BUNDESGERICHTSHOF
BESCHLUSS
In der widerspruchslosen Entgegennahme des zustellenden Schriftstücks durch eine in den Geschäftsräumen beschäftigte Person (§ 178 I Nr. 2 ZPO) liegt zugleich die (konkludente) Erklärung, dass der Zustellungsadressat abwesend beziehungsweise an der Entgegennahme der Zustellung verhindert ist. Weitere Nachforschungen des Zustellers sind dann regelmäßig nicht veranlasst.
BGH, Beschluss vom 4. Februar 2015 - III ZR 513/13 - OLG
Frankfurt am Main, LG Gießen
in dem Rechtsstreit
Der III. Zivilsenat des Bundesgerichtshofs hat am 4. Februar
2015 durch den Vizepräsidenten Schlick und die Richter Dr. Herrmann, Wöstmann, Seiters und Reiter
beschlossen:
Die Beschwerden der Beklagten gegen die Nichtzulassung der
Revision in dem Beschluss des 19. Zivilsenats des Oberlandesgerichts Frankfurt
am Main vom 14. Oktober 2013 - 19 U 163/13 -werden zurückgewiesen.
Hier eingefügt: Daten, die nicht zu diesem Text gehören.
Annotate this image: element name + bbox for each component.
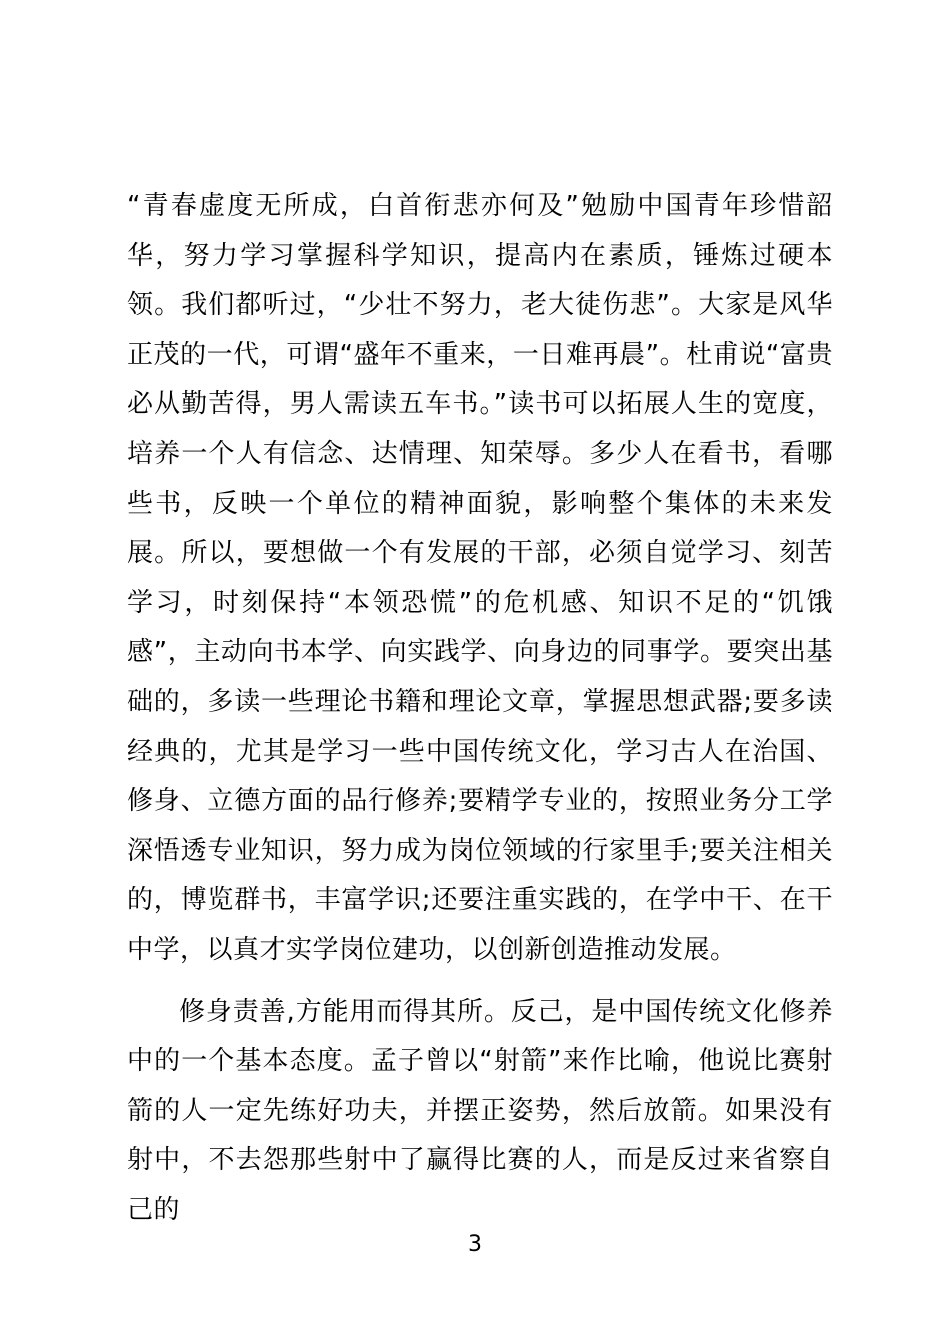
body-text [127,182,833,1235]
paragraph-1: “青春虚度无所成，白首衔悲亦何及”勉励中国青年珍惜韶华，努力学习掌握科学知识，提高内在素质，锤炼过硬本领。我们都听过，“少壮不努力，老大徒伤悲”。大家是风华正茂的一代，可谓“盛年不重来，一日难再晨”。杜甫说“富贵必从勤苦得，男人需读五车书。”读书可以拓展人生的宽度，培养一个人有信念、达情理、知荣辱。多少人在看书，看哪些书，反映一个单位的精神面貌，影响整个集体的未来发展。所以，要想做一个有发展的干部，必须自觉学习、刻苦学习，时刻保持“本领恐慌”的危机感、知识不足的“饥饿感”，主动向书本学、向实践学、向身边的同事学。要突出基础的，多读一些理论书籍和理论文章，掌握思想武器;要多读经典的，尤其是学习一些中国传统文化，学习古人在治国、修身、立德方面的品行修养;要精学专业的，按照业务分工学深悟透专业知识，努力成为岗位领域的行家里手;要关注相关的，博览群书，丰富学识;还要注重实践的，在学中干、在干中学，以真才实学岗位建功，以创新创造推动发展。 [127,191,833,965]
paragraph-2: 修身责善,方能用而得其所。反己，是中国传统文化修养中的一个基本态度。孟子曾以“射箭”来作比喻，他说比赛射箭的人一定先练好功夫，并摆正姿势，然后放箭。如果没有射中，不去怨那些射中了赢得比赛的人，而是反过来省察自己的 [127,996,833,1225]
page-number: 3 [468,1232,482,1257]
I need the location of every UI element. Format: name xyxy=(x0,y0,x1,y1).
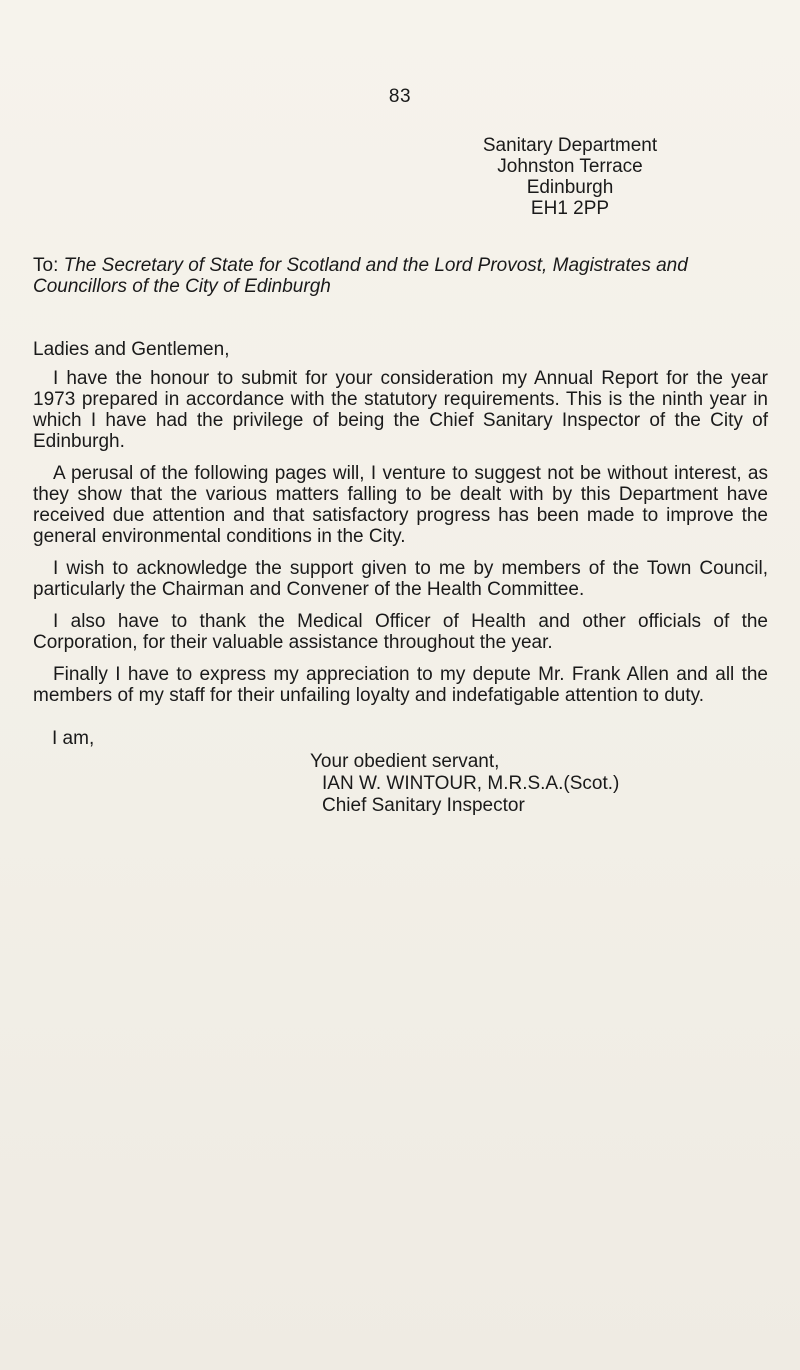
signature-block xyxy=(300,751,780,817)
recipient-block xyxy=(33,255,768,297)
letter-body xyxy=(33,368,768,717)
sender-address xyxy=(440,135,700,219)
paragraph-1: I have the honour to submit for your consideration my Annual Report for the year 1973 prepared in accordance with the statutory requirements. This is the ninth year in which I have had the privilege of being the Chief Sanitary Inspector of the City of Edinburgh. xyxy=(33,368,768,452)
address-line-department: Sanitary Department xyxy=(482,135,658,156)
paragraph-3: I wish to acknowledge the support given to me by members of the Town Council, particularly the Chairman and Convener of the Health Committee. xyxy=(33,558,768,600)
paragraph-2: A perusal of the following pages will, I venture to suggest not be without interest, as they show that the various matters falling to be dealt with by this Department have received due attention and that satisfactory progress has been made to improve the general environmental conditions in the City. xyxy=(33,463,768,547)
salutation: Ladies and Gentlemen, xyxy=(33,339,230,360)
recipient-name: The Secretary of State for Scotland and the Lord Provost, Magistrates and Councillors of the City of Edinburgh xyxy=(33,255,688,297)
address-line-city: Edinburgh xyxy=(526,177,614,198)
page-number: 83 xyxy=(388,86,412,107)
recipient-label: To: xyxy=(33,255,64,276)
closing: I am, xyxy=(52,728,95,749)
signature-valediction: Your obedient servant, xyxy=(310,751,500,772)
address-line-postcode: EH1 2PP xyxy=(530,198,610,219)
paragraph-4: I also have to thank the Medical Officer of Health and other officials of the Corporation, for their valuable assistance throughout the year. xyxy=(33,611,768,653)
signature-title: Chief Sanitary Inspector xyxy=(322,795,525,816)
paragraph-5: Finally I have to express my appreciation to my depute Mr. Frank Allen and all the members of my staff for their unfailing loyalty and indefatigable attention to duty. xyxy=(33,664,768,706)
address-line-street: Johnston Terrace xyxy=(497,156,643,177)
signature-name: IAN W. WINTOUR, M.R.S.A.(Scot.) xyxy=(322,773,620,794)
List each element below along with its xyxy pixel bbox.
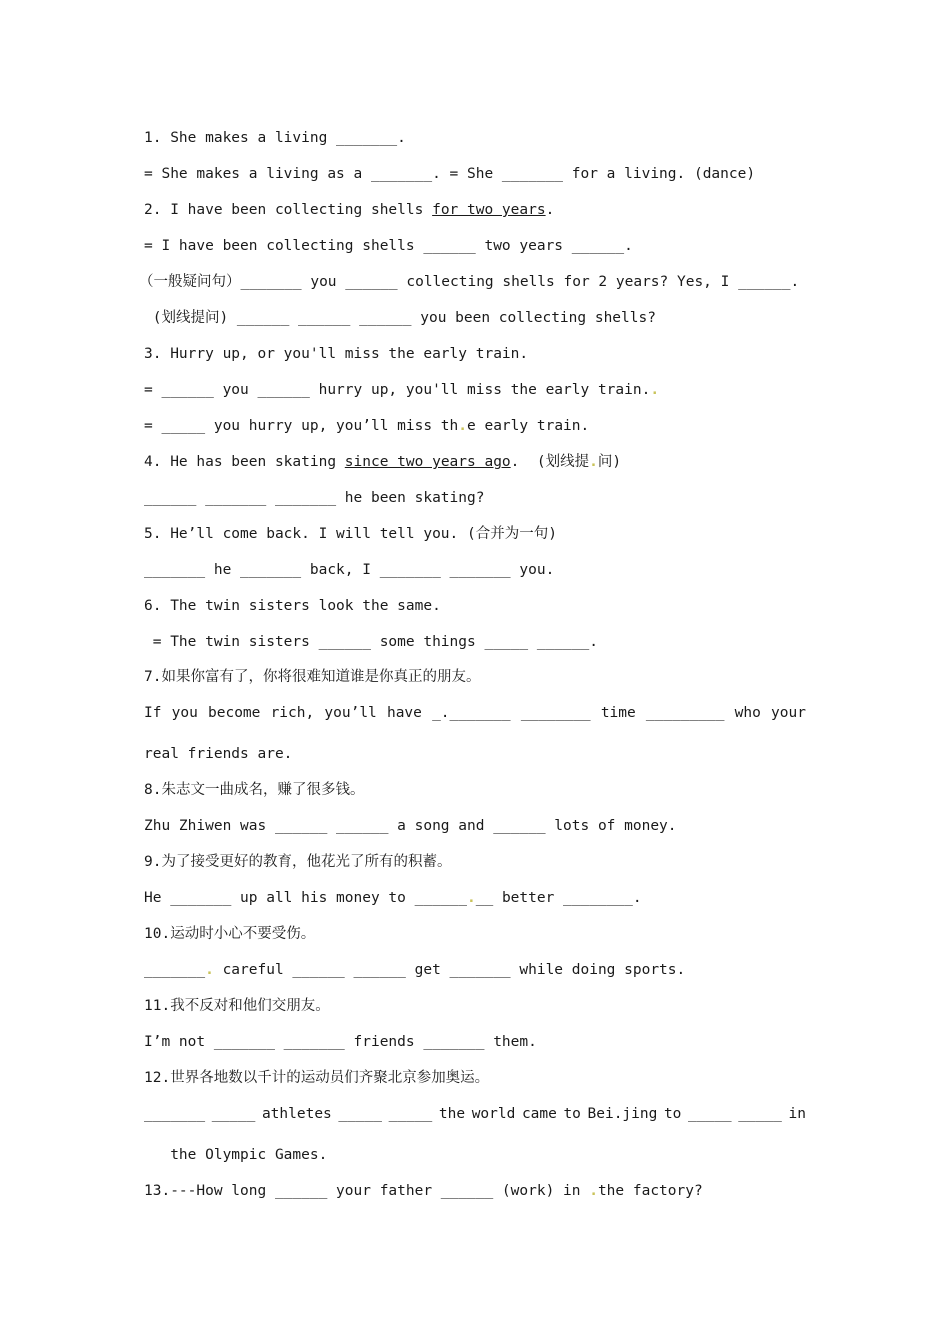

Die Beklagten tragen die Kosten des Beschwerdeverfahrens (§
97 Abs. 1 ZPO).
Streitwert: 114.240 €
Gründe:
I.
1
Die Klägerin macht gegen die beiden Beklagten, eine
Kommanditgesellschaft und ihre Komplementärin, eine GmbH, als Gesamtschuldner
Zahlungsansprüche aus einem Maklervertrag sowie vorgerichtliche Anwaltskosten
geltend.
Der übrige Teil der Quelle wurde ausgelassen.